Mehrheit in der EU sieht hohes Risiko eines Russland-Konflikts
Cluster17-Umfrage: 51 % der EU-Bürger sehen ein hohes Konfliktrisiko mit Russland, 69 % zweifeln an der Verteidigungsfähigkeit. Terror gilt als größte Gefahr.
Mehr als die Hälfte der Einwohner der Europäischen Union hält das Risiko einer bewaffneten Auseinandersetzung zwischen der EU und Russland in den kommenden Jahren für hoch – das zeigt eine Erhebung des Instituts Cluster17, veröffentlicht von Grand Continent.
Untersucht wurden Deutschland, Frankreich, Italien, Spanien, Polen, die Niederlande, Belgien, Portugal und Kroatien. Insgesamt stuften 51 % der Befragten die Wahrscheinlichkeit eines solchen Konflikts als hoch ein; 46 % sahen sie als gering oder gar nicht vorhanden. Am ausgeprägtesten war die Sorge in Polen, wo 77 % von hohem Risiko sprachen.

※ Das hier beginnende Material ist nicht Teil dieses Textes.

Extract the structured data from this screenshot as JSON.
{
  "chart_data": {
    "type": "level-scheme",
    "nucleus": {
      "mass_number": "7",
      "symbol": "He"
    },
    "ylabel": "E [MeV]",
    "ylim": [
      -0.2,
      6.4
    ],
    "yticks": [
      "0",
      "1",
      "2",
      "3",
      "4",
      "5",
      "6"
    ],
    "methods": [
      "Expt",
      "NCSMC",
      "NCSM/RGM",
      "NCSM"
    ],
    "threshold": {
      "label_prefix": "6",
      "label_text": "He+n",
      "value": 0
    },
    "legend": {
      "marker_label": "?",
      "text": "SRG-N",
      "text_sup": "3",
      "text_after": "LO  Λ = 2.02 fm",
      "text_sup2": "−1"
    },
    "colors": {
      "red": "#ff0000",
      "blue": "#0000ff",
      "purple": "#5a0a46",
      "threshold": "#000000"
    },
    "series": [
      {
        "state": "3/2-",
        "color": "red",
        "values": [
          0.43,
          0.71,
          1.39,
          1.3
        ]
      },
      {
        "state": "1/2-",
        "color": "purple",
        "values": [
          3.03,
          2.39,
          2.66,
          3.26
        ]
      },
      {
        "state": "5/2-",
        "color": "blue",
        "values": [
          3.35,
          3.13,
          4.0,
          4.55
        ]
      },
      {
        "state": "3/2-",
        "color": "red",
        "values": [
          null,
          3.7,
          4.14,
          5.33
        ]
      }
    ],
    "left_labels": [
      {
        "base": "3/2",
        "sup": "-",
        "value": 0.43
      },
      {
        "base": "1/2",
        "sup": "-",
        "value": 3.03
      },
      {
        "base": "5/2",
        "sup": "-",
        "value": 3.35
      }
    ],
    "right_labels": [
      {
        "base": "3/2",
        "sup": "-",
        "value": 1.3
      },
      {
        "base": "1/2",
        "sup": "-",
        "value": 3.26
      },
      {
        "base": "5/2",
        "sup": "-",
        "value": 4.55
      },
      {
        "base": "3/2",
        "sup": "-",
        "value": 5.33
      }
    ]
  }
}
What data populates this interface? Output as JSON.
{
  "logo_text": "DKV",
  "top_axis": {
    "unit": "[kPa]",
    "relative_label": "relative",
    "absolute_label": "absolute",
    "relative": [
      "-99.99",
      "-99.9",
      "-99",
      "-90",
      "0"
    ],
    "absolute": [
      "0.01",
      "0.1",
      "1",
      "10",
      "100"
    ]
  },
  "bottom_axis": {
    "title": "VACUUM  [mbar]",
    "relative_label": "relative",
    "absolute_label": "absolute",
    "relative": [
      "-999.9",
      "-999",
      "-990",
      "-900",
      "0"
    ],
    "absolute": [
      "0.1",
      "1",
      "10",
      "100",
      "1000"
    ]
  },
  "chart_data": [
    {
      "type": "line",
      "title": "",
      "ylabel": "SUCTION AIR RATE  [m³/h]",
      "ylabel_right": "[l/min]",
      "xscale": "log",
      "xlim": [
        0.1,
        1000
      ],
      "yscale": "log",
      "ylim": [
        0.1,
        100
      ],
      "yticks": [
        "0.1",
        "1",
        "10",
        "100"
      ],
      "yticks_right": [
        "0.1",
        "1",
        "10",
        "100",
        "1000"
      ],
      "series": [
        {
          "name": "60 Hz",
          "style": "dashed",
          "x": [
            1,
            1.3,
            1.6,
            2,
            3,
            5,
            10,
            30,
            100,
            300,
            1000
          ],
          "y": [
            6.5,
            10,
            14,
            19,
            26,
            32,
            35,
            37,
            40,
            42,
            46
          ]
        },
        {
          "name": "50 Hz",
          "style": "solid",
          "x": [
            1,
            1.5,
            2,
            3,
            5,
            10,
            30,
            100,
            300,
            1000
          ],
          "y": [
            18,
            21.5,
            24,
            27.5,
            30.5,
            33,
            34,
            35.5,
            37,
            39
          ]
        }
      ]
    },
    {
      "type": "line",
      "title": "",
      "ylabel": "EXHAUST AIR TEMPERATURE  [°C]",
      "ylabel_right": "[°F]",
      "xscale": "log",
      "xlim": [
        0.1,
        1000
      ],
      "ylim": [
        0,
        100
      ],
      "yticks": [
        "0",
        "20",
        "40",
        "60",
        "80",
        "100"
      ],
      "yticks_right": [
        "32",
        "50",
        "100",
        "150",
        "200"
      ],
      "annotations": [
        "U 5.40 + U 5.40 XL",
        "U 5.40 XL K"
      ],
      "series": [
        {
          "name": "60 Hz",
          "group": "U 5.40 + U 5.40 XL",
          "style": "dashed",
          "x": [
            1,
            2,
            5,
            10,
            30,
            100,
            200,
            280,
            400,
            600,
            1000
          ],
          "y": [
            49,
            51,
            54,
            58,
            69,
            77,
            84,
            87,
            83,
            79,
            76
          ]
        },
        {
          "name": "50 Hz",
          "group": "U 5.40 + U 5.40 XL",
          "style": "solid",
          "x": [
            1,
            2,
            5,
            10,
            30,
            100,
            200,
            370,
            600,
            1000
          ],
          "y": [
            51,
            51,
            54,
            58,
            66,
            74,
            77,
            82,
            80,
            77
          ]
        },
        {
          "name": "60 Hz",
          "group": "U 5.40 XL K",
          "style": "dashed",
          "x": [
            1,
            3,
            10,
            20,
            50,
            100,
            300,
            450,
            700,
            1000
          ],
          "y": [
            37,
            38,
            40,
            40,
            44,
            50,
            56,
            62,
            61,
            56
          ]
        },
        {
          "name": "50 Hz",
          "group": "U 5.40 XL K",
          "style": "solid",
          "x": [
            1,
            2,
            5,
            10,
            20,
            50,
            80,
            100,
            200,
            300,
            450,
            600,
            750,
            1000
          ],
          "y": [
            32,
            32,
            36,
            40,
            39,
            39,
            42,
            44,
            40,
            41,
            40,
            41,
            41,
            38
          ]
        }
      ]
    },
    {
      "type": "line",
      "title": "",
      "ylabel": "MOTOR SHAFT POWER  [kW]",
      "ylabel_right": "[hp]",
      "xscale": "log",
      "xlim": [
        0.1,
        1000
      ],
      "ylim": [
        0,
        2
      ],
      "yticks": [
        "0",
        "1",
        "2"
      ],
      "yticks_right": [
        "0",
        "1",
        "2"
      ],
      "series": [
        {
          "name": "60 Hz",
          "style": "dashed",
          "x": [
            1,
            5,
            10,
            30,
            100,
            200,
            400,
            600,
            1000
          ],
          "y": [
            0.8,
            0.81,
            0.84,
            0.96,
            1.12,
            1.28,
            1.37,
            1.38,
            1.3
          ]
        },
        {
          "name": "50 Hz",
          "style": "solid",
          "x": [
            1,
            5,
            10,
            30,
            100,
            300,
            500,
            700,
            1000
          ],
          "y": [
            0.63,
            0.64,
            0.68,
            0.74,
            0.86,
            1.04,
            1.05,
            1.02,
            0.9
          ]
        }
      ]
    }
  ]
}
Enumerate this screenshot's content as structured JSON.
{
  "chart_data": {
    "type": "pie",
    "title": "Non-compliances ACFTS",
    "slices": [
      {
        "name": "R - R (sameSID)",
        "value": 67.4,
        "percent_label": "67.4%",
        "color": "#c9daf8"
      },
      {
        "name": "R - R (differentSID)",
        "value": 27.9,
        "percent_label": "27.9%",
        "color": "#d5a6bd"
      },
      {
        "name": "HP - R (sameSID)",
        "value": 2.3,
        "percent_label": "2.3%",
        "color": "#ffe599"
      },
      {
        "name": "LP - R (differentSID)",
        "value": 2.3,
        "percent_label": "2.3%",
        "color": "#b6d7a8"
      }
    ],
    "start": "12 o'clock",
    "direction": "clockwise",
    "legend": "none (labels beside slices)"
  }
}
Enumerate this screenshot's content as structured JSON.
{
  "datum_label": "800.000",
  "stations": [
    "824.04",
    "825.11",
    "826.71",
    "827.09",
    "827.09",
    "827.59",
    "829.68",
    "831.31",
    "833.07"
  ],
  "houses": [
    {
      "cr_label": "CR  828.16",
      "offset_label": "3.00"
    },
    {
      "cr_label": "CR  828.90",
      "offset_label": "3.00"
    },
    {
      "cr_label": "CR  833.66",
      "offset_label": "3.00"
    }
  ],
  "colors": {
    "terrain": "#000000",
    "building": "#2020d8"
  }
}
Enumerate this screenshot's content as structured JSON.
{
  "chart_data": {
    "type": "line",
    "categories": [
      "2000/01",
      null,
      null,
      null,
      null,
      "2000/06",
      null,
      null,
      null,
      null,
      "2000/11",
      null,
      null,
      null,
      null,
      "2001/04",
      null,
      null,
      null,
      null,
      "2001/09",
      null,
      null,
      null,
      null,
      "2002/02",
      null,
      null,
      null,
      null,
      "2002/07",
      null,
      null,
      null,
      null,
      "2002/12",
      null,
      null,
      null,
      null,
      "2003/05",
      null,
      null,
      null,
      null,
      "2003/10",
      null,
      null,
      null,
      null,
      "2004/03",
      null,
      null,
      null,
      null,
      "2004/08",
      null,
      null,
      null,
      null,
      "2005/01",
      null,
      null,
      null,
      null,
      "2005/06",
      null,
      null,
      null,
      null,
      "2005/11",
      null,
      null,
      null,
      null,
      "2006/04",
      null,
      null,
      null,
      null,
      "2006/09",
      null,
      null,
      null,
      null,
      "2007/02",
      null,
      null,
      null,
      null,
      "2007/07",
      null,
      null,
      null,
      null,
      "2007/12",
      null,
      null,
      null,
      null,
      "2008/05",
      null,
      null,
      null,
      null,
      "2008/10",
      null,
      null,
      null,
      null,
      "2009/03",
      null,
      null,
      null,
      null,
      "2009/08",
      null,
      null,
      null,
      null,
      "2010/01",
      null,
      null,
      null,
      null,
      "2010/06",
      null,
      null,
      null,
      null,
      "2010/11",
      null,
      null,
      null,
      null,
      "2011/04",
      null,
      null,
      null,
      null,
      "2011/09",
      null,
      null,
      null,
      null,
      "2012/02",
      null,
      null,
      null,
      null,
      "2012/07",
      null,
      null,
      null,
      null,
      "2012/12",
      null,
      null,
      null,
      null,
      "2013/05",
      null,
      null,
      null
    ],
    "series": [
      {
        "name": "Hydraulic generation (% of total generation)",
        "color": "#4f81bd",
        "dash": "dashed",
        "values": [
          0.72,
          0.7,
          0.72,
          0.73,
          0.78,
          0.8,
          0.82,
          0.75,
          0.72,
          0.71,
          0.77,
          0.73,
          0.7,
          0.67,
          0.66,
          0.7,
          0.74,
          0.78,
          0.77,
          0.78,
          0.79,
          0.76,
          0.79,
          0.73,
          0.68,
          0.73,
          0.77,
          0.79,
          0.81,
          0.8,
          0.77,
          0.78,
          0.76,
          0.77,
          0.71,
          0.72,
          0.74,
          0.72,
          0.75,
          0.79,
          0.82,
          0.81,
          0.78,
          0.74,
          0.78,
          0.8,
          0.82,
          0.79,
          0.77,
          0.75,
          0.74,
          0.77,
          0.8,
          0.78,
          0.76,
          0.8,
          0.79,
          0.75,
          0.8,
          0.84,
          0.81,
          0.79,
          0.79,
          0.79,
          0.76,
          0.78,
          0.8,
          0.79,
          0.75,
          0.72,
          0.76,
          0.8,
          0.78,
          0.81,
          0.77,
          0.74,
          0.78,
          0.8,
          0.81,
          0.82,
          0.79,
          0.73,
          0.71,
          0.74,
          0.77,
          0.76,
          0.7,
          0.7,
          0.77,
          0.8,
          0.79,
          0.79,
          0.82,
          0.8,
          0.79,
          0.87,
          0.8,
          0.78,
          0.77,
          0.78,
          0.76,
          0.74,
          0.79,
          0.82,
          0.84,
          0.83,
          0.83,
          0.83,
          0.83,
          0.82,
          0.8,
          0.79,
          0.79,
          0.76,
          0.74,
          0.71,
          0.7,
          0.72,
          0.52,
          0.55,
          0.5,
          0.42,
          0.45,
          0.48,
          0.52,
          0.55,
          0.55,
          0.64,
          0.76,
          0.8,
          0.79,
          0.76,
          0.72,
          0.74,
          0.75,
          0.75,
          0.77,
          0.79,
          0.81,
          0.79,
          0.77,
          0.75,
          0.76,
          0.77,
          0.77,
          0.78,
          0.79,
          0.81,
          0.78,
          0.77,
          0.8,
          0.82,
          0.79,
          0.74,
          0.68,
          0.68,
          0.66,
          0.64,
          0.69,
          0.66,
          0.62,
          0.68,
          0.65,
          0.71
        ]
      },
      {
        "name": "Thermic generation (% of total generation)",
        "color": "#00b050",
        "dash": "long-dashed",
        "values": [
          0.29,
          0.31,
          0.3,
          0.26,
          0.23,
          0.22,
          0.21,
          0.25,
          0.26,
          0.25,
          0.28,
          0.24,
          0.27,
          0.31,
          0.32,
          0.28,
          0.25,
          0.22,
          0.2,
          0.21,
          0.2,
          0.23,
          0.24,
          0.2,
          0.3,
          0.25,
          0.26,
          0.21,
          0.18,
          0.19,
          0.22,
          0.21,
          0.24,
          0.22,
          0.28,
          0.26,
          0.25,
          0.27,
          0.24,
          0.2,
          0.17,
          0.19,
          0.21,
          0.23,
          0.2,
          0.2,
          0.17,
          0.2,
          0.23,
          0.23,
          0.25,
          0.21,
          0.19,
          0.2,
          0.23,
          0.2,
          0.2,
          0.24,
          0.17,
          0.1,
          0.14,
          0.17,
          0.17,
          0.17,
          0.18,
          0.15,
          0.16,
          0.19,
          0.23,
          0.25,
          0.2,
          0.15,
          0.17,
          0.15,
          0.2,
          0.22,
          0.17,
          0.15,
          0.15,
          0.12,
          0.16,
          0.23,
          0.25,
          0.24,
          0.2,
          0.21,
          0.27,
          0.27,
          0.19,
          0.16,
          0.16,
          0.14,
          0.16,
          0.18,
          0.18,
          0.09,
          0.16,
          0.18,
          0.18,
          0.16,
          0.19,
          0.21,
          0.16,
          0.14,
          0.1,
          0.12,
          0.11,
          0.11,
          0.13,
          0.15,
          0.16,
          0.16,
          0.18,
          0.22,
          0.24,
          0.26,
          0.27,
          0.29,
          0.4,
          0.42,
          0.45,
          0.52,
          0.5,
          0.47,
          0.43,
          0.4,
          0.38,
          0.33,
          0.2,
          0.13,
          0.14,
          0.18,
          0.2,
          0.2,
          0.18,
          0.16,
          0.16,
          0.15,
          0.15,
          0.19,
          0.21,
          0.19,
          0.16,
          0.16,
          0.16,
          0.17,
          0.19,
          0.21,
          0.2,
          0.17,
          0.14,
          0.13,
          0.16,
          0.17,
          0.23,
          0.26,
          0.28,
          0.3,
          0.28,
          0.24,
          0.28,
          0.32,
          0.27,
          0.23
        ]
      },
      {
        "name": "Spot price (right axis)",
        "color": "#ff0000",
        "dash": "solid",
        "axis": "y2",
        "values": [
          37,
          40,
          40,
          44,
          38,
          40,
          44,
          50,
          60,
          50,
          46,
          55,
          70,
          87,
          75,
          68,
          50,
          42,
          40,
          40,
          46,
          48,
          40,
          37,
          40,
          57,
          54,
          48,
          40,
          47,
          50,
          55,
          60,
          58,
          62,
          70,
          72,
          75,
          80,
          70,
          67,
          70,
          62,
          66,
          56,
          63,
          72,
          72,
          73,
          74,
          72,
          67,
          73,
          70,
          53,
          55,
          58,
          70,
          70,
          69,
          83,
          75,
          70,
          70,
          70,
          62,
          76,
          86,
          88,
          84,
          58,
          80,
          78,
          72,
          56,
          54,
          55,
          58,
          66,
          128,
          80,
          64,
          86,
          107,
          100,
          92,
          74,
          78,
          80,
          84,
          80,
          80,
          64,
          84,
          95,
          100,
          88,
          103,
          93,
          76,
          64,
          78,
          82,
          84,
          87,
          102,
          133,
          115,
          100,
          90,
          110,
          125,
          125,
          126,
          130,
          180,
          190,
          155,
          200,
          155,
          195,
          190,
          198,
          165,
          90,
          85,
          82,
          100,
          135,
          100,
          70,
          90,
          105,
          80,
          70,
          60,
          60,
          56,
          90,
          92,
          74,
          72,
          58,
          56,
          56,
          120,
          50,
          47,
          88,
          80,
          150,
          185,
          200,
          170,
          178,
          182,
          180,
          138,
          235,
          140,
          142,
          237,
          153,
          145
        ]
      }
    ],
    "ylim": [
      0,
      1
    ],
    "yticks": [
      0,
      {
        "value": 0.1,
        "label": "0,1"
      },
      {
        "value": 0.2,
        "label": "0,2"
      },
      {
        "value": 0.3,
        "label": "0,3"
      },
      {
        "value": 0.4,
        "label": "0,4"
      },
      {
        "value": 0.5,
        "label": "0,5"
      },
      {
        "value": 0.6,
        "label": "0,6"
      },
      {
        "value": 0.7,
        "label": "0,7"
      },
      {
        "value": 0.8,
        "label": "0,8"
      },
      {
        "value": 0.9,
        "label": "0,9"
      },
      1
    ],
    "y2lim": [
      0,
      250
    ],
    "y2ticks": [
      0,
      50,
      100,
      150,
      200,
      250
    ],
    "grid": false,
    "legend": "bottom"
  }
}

In Italien zeigten sich die Menschen am zuversichtlichsten: 65 % hielten die Gefahr dort für gering oder nicht existent.
Zugleich äußerten viele Europäer Zweifel an der eigenen Verteidigungsfähigkeit. 69 % glauben nicht, dass ihr Staat einer großen Auseinandersetzung mit Russland standhalten könnte; 26 % sind gegenteiliger Meinung.
Nach weiteren potenziellen Bedrohungen gefragt, hielten lediglich 15 % einen Krieg mit China für wahrscheinlich, während 81 % die Wahrscheinlichkeit als gering oder null einstuften. Ein ähnliches Bild ergab sich bei Iran: 17 % nannten ein hohes Risiko, 77 % wiesen es zurück. Für die Vereinigten Staaten sahen 10 % eine nennenswerte Konfliktchance, 86 % hingegen nicht.
Auch die Haltung zu US-Präsident Donald Trump spaltete die Befragten: 48 % sehen in ihm einen Gegner der EU, 10 % einen Verbündeten, 40 % ordnen ihn weder dem einen noch dem anderen Lager zu. Auf die grundsätzliche Frage, wie sich Europa im Wettbewerb zwischen Washington und Peking positionieren sollte, sprachen sich 55 % für gleichen Abstand zu beiden Seiten aus. 20 % plädierten für eine engere Anbindung an die USA, 4 % für eine stärkere Annäherung an China.
Als am wahrscheinlichsten gilt den Teilnehmern ein groß angelegter Konflikt mit Terrororganisationen. 63 % nannten hier ein hohes Risiko; 31 % stuften die Gefahr als gering oder nicht vorhanden ein. Den höchsten Sorgenwert meldete Frankreich mit 86 %, während Portugal am gelassensten reagierte: Dort hielten 51 % das Risiko für niedrig oder null.
Die Befragung lief vom 22. bis 28. November und umfasste 9.553 Teilnehmer. Die Forscher gaben keine Fehlermarge an.